FUAT KARAZEYBEK BOLD
Hz Musa’nın kavmiyle Mısır’daki kölelikten özgürlüğe yolculuğu, firavunun sözünde durmayıp zavallı insanların peşine düşürdüğü ordusuyla Kızıldeniz kıyılarına kadar gelişi, hepimizin bildiği ‘o son’dan önce Hz.
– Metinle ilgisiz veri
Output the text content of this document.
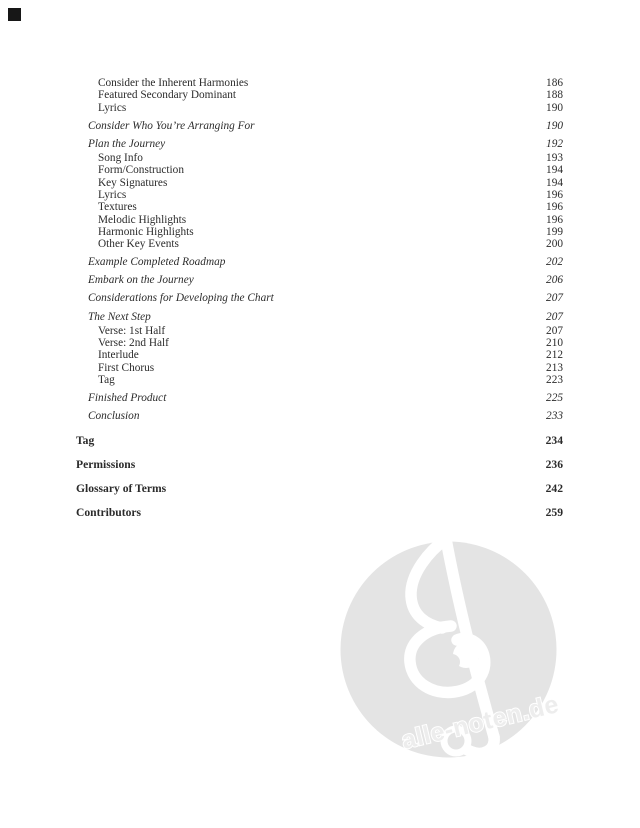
alle-noten.de
Consider the Inherent Harmonies	186
Featured Secondary Dominant	188
Lyrics	190
Consider Who You’re Arranging For	190
Plan the Journey	192
Song Info	193
Form/Construction	194
Key Signatures	194
Lyrics	196
Textures	196
Melodic Highlights	196
Harmonic Highlights	199
Other Key Events	200
Example Completed Roadmap	202
Embark on the Journey	206
Considerations for Developing the Chart	207
The Next Step	207
Verse: 1st Half	207
Verse: 2nd Half	210
Interlude	212
First Chorus	213
Tag	223
Finished Product	225
Conclusion	233
Tag	234
Permissions	236
Glossary of Terms	242
Contributors	259
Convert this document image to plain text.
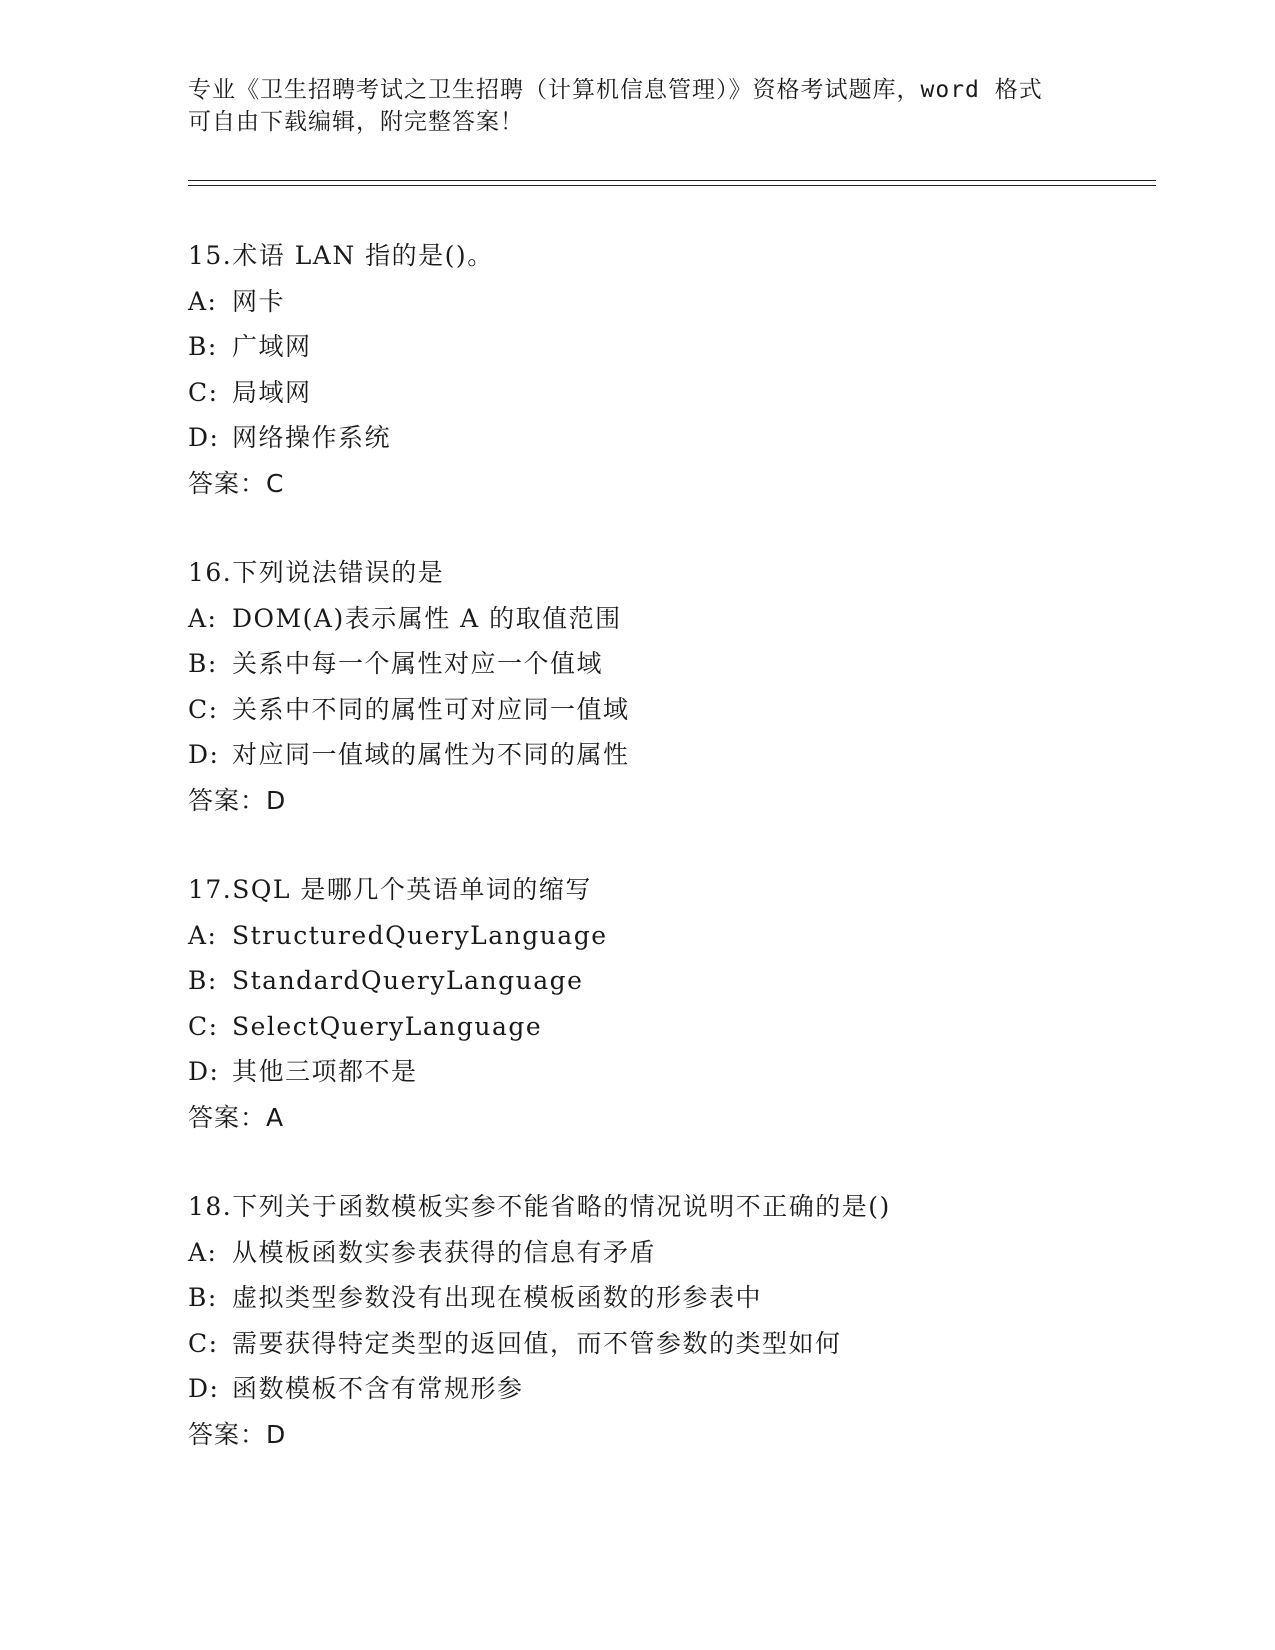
专业《卫生招聘考试之卫生招聘（计算机信息管理）》资格考试题库，word 格式
可自由下载编辑，附完整答案！
15.术语 LAN 指的是()。
A: 网卡
B: 广域网
C: 局域网
D: 网络操作系统
答案：C
16.下列说法错误的是
A: DOM(A)表示属性 A 的取值范围
B: 关系中每一个属性对应一个值域
C: 关系中不同的属性可对应同一值域
D: 对应同一值域的属性为不同的属性
答案：D
17.SQL 是哪几个英语单词的缩写
A: StructuredQueryLanguage
B: StandardQueryLanguage
C: SelectQueryLanguage
D: 其他三项都不是
答案：A
18.下列关于函数模板实参不能省略的情况说明不正确的是()
A: 从模板函数实参表获得的信息有矛盾
B: 虚拟类型参数没有出现在模板函数的形参表中
C: 需要获得特定类型的返回值，而不管参数的类型如何
D: 函数模板不含有常规形参
答案：D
Musa’ya gelen ilahi emir:“Asân ile denize vur.” (Şuarâ/63)
Tarihe Exodus olarak geçen hadisenin en yalın anlatımı bu.
21. yüzyılın ortalarına doğru yaklaşırken 3 bin yıl kadar önceki Firavunlar’dan kaçış hikayeleri hala tekrar be tekrar önümüze geliyor. İnsanlık bu buruk yemeği dünyanın herhangi bir köşesinde her seferinde yeniymiş gibi baştan tadıyor, hiç ders almıyor… Yüzyıllarca birbirini doğramış olan Batılılar uzaklarda olup biten bu tür kaçış hikayelerine ancak festivallerinde tanıklık etmek için şık kıyafetleriyle tarihi binalarda bir araya geliyor şimdilerde.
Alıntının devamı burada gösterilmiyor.